DECRYPTAGE. Le difficile chemin vers le divorce des Calédoniennes de statut coutumier

DIVORCE ET STATUT COUTUMIER ©nouvellecaledonie
En Nouvelle-Calédonie, deux statuts civils différents se côtoient, le statut de droit commun et le statut coutumier. Dans ce deuxième cas, les questions de divorce, garde d'enfant et partage des biens sont régies par la coutume. Si les femmes kanak rencontrent plus de difficultés pour faire reconnaître leurs droits, les associations font beaucoup pour améliorer la situation.

Après une dizaine d'années de vie commune, Marie* s'est séparée de son conjoint, violent. La jeune femme est de statut coutumier. "Le premier mois, quand je me suis sauvée de la maison avec ma fille, c'était dur", témoigne-t-elle. "Déjà, préparer les démarches pour la séparation. Je suis partie au commissariat déposer une plainte pour violences et menaces. Et j'ai attendu deux-trois mois pour faire les démarches pour le tribunal."

Je voulais que personne ne sache que j'étais en train de faire ça. Par peur des représailles, des retours de la famille, de la belle-famille.

Marie*

Pas de pension

Habituellement, après séparation, les enfants restent dans le clan paternel. Mais le conjoint était violent. C'est la raison pour laquelle Marie* a pu obtenir la garde de ses enfants. En revanche, pas de pension alimentaire. Ni de compensation financière.

Je vais recommencer à zéro, j'ai rien. J'ai dépendu de lui. On a tout fait, tout construit, ensemble.

Marie*

Avis des chefs de clan

À l'association la Case juridique kanak, des juristes renseignent les femmes de statut coutumier sur leurs droits. Pour une dissolution du lien conjugal, il faut l'avis des chefs de clan des deux époux. Sans réponses des autorités, au bout de trois mois, la conjointe peut obtenir un acte de carence. "Avec ce PV de carence, beaucoup ont tendance à croire que 'c'est fini, je ne peux plus avancer dans mon souhait de me séparer'. Non, justement, elles peuvent continuer la procédure, intégrer ça au dossier pour saisir le juge des affaires familiales au tribunal de première instance", insiste Océane Trolue-Uhila, membre de la Case juridique kanak.

Le cas des enfants

Les enfants "appartiennent" au clan du père. Pour autant, une femme peut en demander la garde si elle assure qu'ils recevront l'éducation coutumière du clan paternel. Pour le partage des biens, même sur terre coutumière, une femme peut demander une compensation financière. 

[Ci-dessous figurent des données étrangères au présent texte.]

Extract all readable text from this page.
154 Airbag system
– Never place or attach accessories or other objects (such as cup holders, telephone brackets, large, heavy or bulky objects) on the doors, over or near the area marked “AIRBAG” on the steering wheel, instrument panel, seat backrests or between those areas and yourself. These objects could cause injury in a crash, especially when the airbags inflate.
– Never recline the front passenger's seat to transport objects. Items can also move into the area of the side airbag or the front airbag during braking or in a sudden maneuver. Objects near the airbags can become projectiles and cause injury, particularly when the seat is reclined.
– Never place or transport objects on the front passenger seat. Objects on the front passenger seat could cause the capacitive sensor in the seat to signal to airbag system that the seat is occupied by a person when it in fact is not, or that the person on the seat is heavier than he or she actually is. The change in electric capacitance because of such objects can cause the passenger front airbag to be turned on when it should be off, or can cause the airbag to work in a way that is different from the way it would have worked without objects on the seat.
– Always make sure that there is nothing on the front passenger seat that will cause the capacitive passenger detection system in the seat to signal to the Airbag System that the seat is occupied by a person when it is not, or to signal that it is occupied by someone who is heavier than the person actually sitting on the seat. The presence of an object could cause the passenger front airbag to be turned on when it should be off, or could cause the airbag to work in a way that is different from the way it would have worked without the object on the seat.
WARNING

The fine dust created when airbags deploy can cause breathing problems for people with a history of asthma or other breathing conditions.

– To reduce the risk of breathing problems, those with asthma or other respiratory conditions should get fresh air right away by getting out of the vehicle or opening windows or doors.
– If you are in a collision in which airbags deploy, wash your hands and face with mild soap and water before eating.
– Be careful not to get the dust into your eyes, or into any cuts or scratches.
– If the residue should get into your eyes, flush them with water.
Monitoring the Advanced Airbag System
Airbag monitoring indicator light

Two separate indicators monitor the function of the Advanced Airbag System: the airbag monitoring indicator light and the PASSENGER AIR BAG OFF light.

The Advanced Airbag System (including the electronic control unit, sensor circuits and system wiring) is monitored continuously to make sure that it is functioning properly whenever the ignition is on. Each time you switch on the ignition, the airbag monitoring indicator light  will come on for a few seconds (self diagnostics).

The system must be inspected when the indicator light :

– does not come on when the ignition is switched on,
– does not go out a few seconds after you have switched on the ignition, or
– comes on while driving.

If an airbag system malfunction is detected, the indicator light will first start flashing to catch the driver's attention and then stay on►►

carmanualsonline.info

Le plus difficile, c'est d'aller demander. C'est ça qu'on dit dans nos permanences : 'N'hésitez pas. Il faut faire le pas, il faut demander. C'est le fruit de votre sueur.' Et on est là, on les accompagne.

Océane Trolue-Uhila, la Case juridique kanak

Des idées à déconstruire

Les associations de femmes se mobilisent depuis des années pour réclamer davantage d'égalité et de justice. Elles ont obtenu des avancées. Mais concernant les femmes de statut civil coutumier, le chemin reste long pour déconstruire des idées venant du patriarcat.

"Porter ces questions à un niveau institutionnel"

"Quand j'ai pu travailler avec le Sénat coutumier, il y avait ce que j'ai pu appeler un intérêt", indique Oriane Trolue, déléguée à la marche mondiale des femmes pour la région Océanie. "Il faut passer de ça à un intérêt coutumier de porter ces questions à un niveau institutionnel, parce que ça va affecter le quotidien dans les structures coutumières. Dans la tribu, les clans, la famille, les districts." Des féministes qui demandent des études pour analyser les déséquilibres entre hommes et femmes. Elles réclament aussi plus d'espace de débat pour mettre à plat les questions d'égalité de genres.

*Le prénom a été modifié pour respecter l'anonymat.